They pick up their phones and hear strangers on the other end, touting one competitor and smearing another.
They turn on their TVs to find back-to-back ads featuring grainy footage, black-and-white photos and deep-voiced narrators delivering mostly bad news.
The primary contest here is on pace to be the most expensive advertising campaign in history, with candidates bolstered by outside groups flush with millions of dollars and eager to test whether the negative advertising that worked in Iowa two weeks ago will work in a state known for dirty-tricks campaigning.
Even as the candidates have decried the negative ads on the debate stage and criticized the outside groups that have poured vast sums into such advertising, there is no sign of a let-up.
Rick Santorum is a counterfeit conservative, one Ron Paul ad charges. Newt Gingrich has more baggage than the airlines, according to a spot by the pro-Mitt Romney group Restore Our Future, which has spent $753,100 on television advertising here.
Romney is a moderate in the mold of President Obama and isn’t electable, charges another ad by the pro-Gingrich group Winning Our Future, which has bought $3.8 million in media coverage here, a spokesman for the group said.
“Why would we ever vote for someone who is just like Obama when we can unite around Rick Santorum and beat Obama?” a Santorum spot asks.
By Saturday, ad buys are set to easily outpace the $6.9 million that was spent in 2008, according to Kantar Media’s Campaign Media Analysis Group.
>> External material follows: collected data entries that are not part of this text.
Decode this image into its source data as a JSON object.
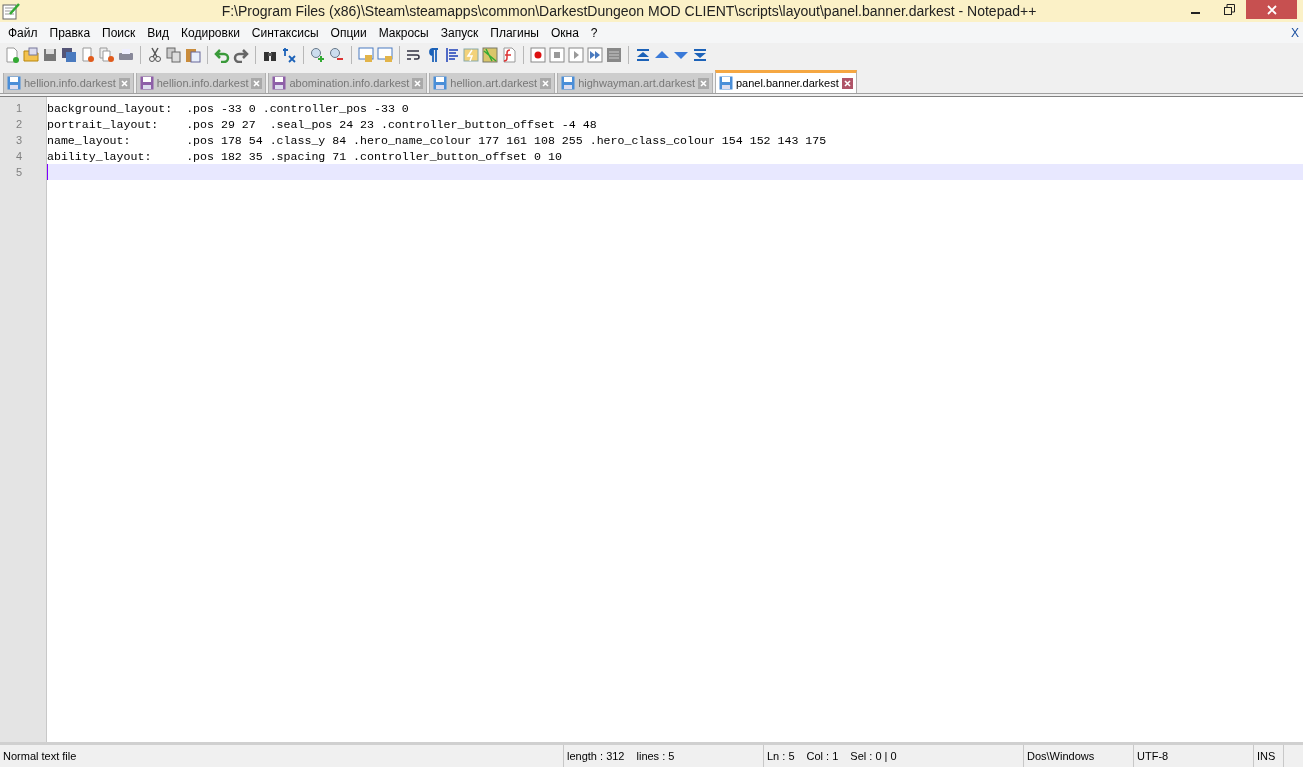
{
  "window": {
    "title": "F:\\Program Files (x86)\\Steam\\steamapps\\common\\DarkestDungeon MOD CLIENT\\scripts\\layout\\panel.banner.darkest - Notepad++"
  },
  "menu": [
    "Файл",
    "Правка",
    "Поиск",
    "Вид",
    "Кодировки",
    "Синтаксисы",
    "Опции",
    "Макросы",
    "Запуск",
    "Плагины",
    "Окна",
    "?"
  ],
  "close_document": "X",
  "tabs": [
    {
      "label": "hellion.info.darkest",
      "selected": false,
      "modified": false
    },
    {
      "label": "hellion.info.darkest",
      "selected": false,
      "modified": true
    },
    {
      "label": "abomination.info.darkest",
      "selected": false,
      "modified": true
    },
    {
      "label": "hellion.art.darkest",
      "selected": false,
      "modified": false
    },
    {
      "label": "highwayman.art.darkest",
      "selected": false,
      "modified": false
    },
    {
      "label": "panel.banner.darkest",
      "selected": true,
      "modified": false
    }
  ],
  "editor": {
    "lines": [
      {
        "number": "1",
        "text": "background_layout:  .pos -33 0 .controller_pos -33 0",
        "current": false
      },
      {
        "number": "2",
        "text": "portrait_layout:    .pos 29 27  .seal_pos 24 23 .controller_button_offset -4 48",
        "current": false
      },
      {
        "number": "3",
        "text": "name_layout:        .pos 178 54 .class_y 84 .hero_name_colour 177 161 108 255 .hero_class_colour 154 152 143 175",
        "current": false
      },
      {
        "number": "4",
        "text": "ability_layout:     .pos 182 35 .spacing 71 .controller_button_offset 0 10",
        "current": false
      },
      {
        "number": "5",
        "current": true
      }
    ]
  },
  "status_bar": {
    "file_type": "Normal text file",
    "length": "length : 312",
    "lines": "lines : 5",
    "ln": "Ln : 5",
    "col": "Col : 1",
    "sel": "Sel : 0 | 0",
    "eol": "Dos\\Windows",
    "encoding": "UTF-8",
    "mode": "INS"
  }
}
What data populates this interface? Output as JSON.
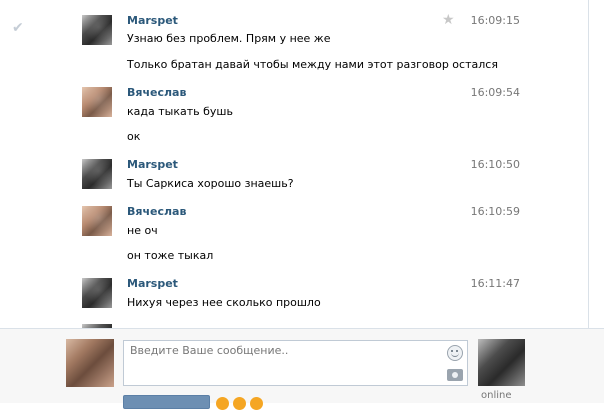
{
  "messages": [
    {
      "author": "Marspet",
      "time": "16:09:15",
      "lines": [
        "Узнаю без проблем. Прям у нее же",
        "Только братан давай чтобы между нами этот разговор остался"
      ],
      "starred": true,
      "checked": true
    },
    {
      "author": "Вячеслав",
      "time": "16:09:54",
      "lines": [
        "када тыкать бушь",
        "ок"
      ]
    },
    {
      "author": "Marspet",
      "time": "16:10:50",
      "lines": [
        "Ты Саркиса хорошо знаешь?"
      ]
    },
    {
      "author": "Вячеслав",
      "time": "16:10:59",
      "lines": [
        "не оч",
        "он тоже тыкал"
      ]
    },
    {
      "author": "Marspet",
      "time": "16:11:47",
      "lines": [
        "Нихуя через нее сколько прошло"
      ]
    }
  ],
  "composer": {
    "placeholder": "Введите Ваше сообщение..",
    "status": "online"
  }
}
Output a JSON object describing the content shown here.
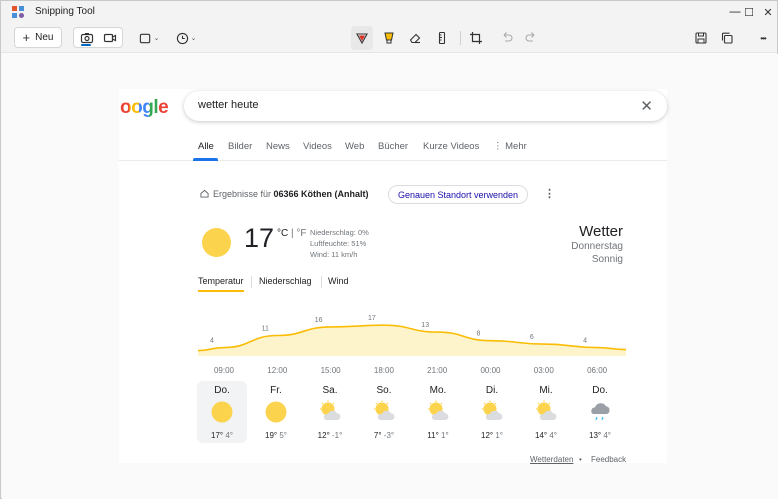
{
  "window": {
    "title": "Snipping Tool",
    "controls": {
      "minimize": "—",
      "maximize": "☐",
      "close": "✕"
    }
  },
  "toolbar": {
    "new_label": "Neu",
    "new_icon": "plus-icon",
    "more_label": "•••"
  },
  "search": {
    "logo_text": "oogle",
    "query": "wetter heute",
    "clear_icon": "close-icon"
  },
  "tabs": [
    "Alle",
    "Bilder",
    "News",
    "Videos",
    "Web",
    "Bücher",
    "Kurze Videos",
    "⋮ Mehr"
  ],
  "location": {
    "prefix": "Ergebnisse für ",
    "place": "06366 Köthen (Anhalt)",
    "button": "Genauen Standort verwenden",
    "more": "⋮"
  },
  "weather": {
    "temp": "17",
    "unit_c": "°C",
    "unit_sep": " | ",
    "unit_f": "°F",
    "precip": "Niederschlag: 0%",
    "humidity": "Luftfeuchte: 51%",
    "wind": "Wind: 11 km/h",
    "title": "Wetter",
    "day": "Donnerstag",
    "condition": "Sonnig"
  },
  "subtabs": [
    "Temperatur",
    "Niederschlag",
    "Wind"
  ],
  "chart_data": {
    "type": "area",
    "x": [
      "09:00",
      "12:00",
      "15:00",
      "18:00",
      "21:00",
      "00:00",
      "03:00",
      "06:00"
    ],
    "values": [
      4,
      11,
      16,
      17,
      13,
      8,
      6,
      4
    ],
    "color": "#fbbc04",
    "fill": "#fef4cc"
  },
  "forecast": [
    {
      "day": "Do.",
      "icon": "sun-icon",
      "hi": "17°",
      "lo": "4°"
    },
    {
      "day": "Fr.",
      "icon": "sun-icon",
      "hi": "19°",
      "lo": "5°"
    },
    {
      "day": "Sa.",
      "icon": "partly-cloudy-icon",
      "hi": "12°",
      "lo": "-1°"
    },
    {
      "day": "So.",
      "icon": "partly-cloudy-icon",
      "hi": "7°",
      "lo": "-3°"
    },
    {
      "day": "Mo.",
      "icon": "partly-cloudy-icon",
      "hi": "11°",
      "lo": "1°"
    },
    {
      "day": "Di.",
      "icon": "partly-cloudy-icon",
      "hi": "12°",
      "lo": "1°"
    },
    {
      "day": "Mi.",
      "icon": "partly-cloudy-icon",
      "hi": "14°",
      "lo": "4°"
    },
    {
      "day": "Do.",
      "icon": "rain-icon",
      "hi": "13°",
      "lo": "4°"
    }
  ],
  "footer": {
    "data_link": "Wetterdaten",
    "dot": "•",
    "feedback": "Feedback"
  }
}
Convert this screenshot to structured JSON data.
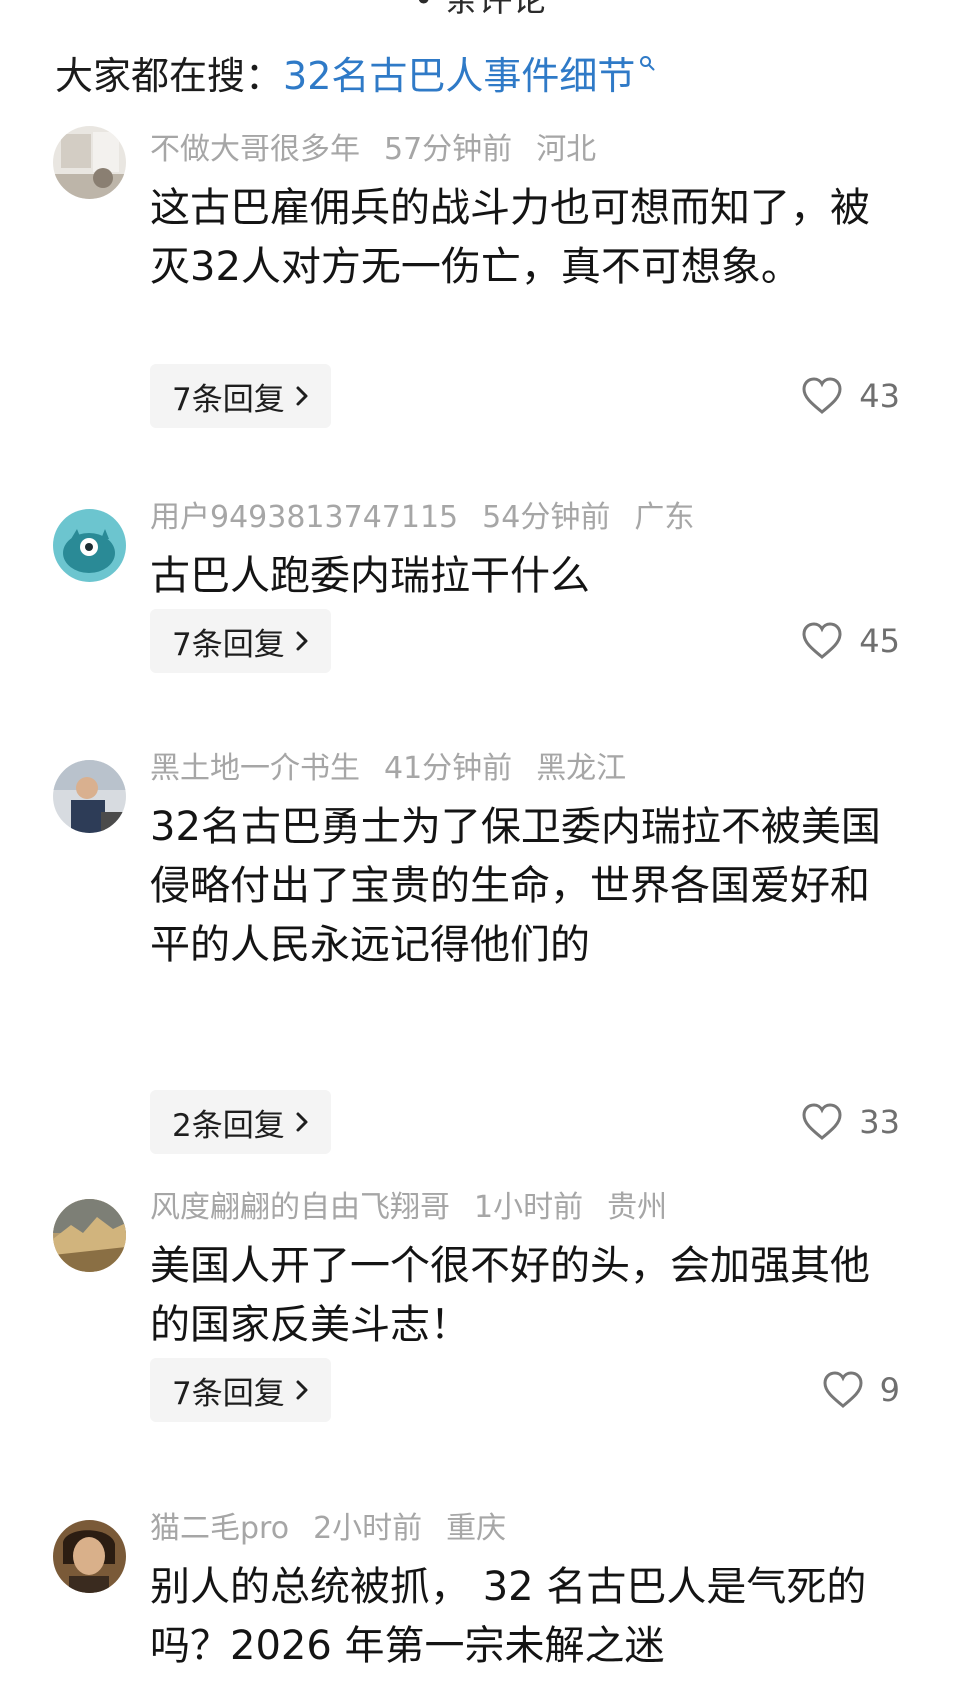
{
  "header": {
    "partial_title": "• 条评论",
    "search_prefix": "大家都在搜：",
    "search_term": "32名古巴人事件细节"
  },
  "comments": [
    {
      "author": "不做大哥很多年",
      "time": "57分钟前",
      "region": "河北",
      "text": "这古巴雇佣兵的战斗力也可想而知了，被灭32人对方无一伤亡，真不可想象。",
      "replies": "7条回复",
      "likes": "43"
    },
    {
      "author": "用户9493813747115",
      "time": "54分钟前",
      "region": "广东",
      "text": "古巴人跑委内瑞拉干什么",
      "replies": "7条回复",
      "likes": "45"
    },
    {
      "author": "黑土地一介书生",
      "time": "41分钟前",
      "region": "黑龙江",
      "text": "32名古巴勇士为了保卫委内瑞拉不被美国侵略付出了宝贵的生命，世界各国爱好和平的人民永远记得他们的",
      "replies": "2条回复",
      "likes": "33"
    },
    {
      "author": "风度翩翩的自由飞翔哥",
      "time": "1小时前",
      "region": "贵州",
      "text": "美国人开了一个很不好的头，会加强其他的国家反美斗志！",
      "replies": "7条回复",
      "likes": "9"
    },
    {
      "author": "猫二毛pro",
      "time": "2小时前",
      "region": "重庆",
      "text": "别人的总统被抓， 32 名古巴人是气死的吗？2026 年第一宗未解之迷"
    }
  ],
  "icons": {
    "search": "search-icon",
    "like": "heart-icon",
    "chevron": "chevron-right-icon"
  },
  "colors": {
    "link": "#2f7ac7",
    "meta": "#a6a6a6",
    "reply_bg": "#f4f4f4"
  }
}
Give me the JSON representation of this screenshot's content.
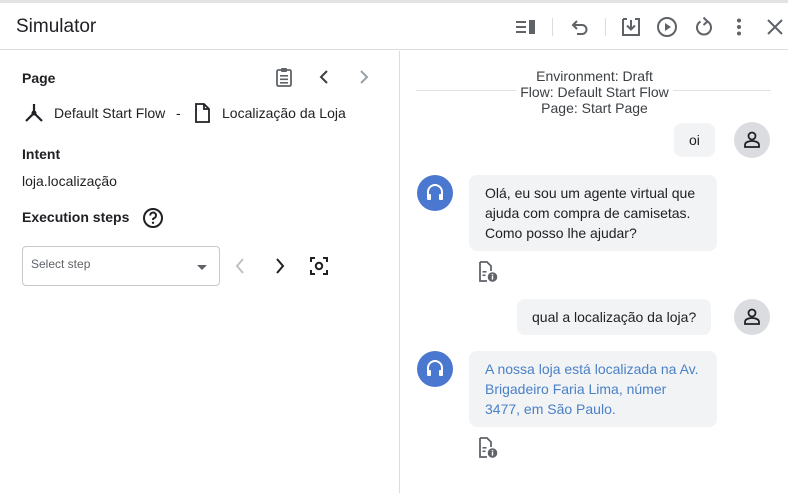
{
  "header": {
    "title": "Simulator",
    "icons": [
      "view-list-icon",
      "undo-icon",
      "download-icon",
      "play-icon",
      "reset-icon",
      "more-vert-icon",
      "close-icon"
    ]
  },
  "left": {
    "page_label": "Page",
    "flow_name": "Default Start Flow",
    "separator": "-",
    "page_name": "Localização da Loja",
    "intent_label": "Intent",
    "intent_value": "loja.localização",
    "execution_label": "Execution steps",
    "select_placeholder": "Select step"
  },
  "right": {
    "environment": "Environment: Draft",
    "flow": "Flow: Default Start Flow",
    "page": "Page: Start Page",
    "messages": [
      {
        "role": "user",
        "text": "oi"
      },
      {
        "role": "agent",
        "text": "Olá, eu sou um agente virtual que ajuda com compra de camisetas. Como posso lhe ajudar?"
      },
      {
        "role": "user",
        "text": "qual a localização da loja?"
      },
      {
        "role": "agent",
        "text": "A nossa loja está localizada na Av. Brigadeiro Faria Lima, númer 3477, em São Paulo."
      }
    ]
  },
  "colors": {
    "agent_avatar": "#4a77d0",
    "bubble": "#f1f3f4",
    "link_text": "#4a80c8",
    "divider": "#dadce0"
  }
}
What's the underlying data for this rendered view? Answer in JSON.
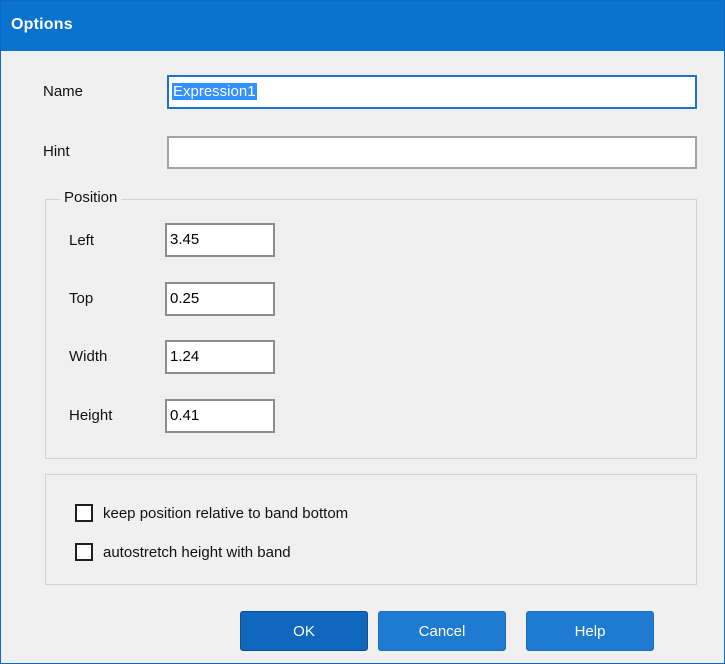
{
  "window": {
    "title": "Options"
  },
  "fields": {
    "name_label": "Name",
    "name_value": "Expression1",
    "hint_label": "Hint",
    "hint_value": ""
  },
  "position": {
    "group_title": "Position",
    "left_label": "Left",
    "left_value": "3.45",
    "top_label": "Top",
    "top_value": "0.25",
    "width_label": "Width",
    "width_value": "1.24",
    "height_label": "Height",
    "height_value": "0.41"
  },
  "options": {
    "keep_position_label": "keep position relative to band bottom",
    "keep_position_checked": false,
    "autostretch_label": "autostretch height with band",
    "autostretch_checked": false
  },
  "buttons": {
    "ok_label": "OK",
    "cancel_label": "Cancel",
    "help_label": "Help"
  },
  "colors": {
    "titlebar": "#0a73d0",
    "button": "#1f7ad2",
    "default_button": "#0f67be",
    "focus_border": "#1a73c9"
  }
}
Strategists say that, unlike in past primaries, the air wars have been a race for the bottom right away.
“The thing that surprised me was that they didn’t start with sunsets and the wife-on-the-beach-type ads,” said David Woodard, a Republican strategist and Clemson University professor. “They went straight for the gut and it hasn’t gotten any better. It’s been intense, and the super PACs have made this thing a completely different ballgame.”
A barrage of negative advertising against Gingrich in Iowa worked well in slowing the former House speaker’s momentum, pushing him from the front of the pack to an eventual fourth-place finish in that state’s caucuses.
Gingrich’s supporters came into the Palmetto State with a scorch-and-burn approach of their own, tagging Romney as a corporate raider in a 30-minute documentary that was littered with inaccuracies. Gingrich asked that the film be altered or taken down, but it has gone viral on the Web.
Romney countered with an ad highlighting his success with companies such as Staples, Sports Authority and Steel Dynamics.
“Mitt Romney helped create and ran a company that invested in struggling businesses, started new ones and rebuilt old ones, creating thousands of jobs,” the spot says. “Those are the facts.”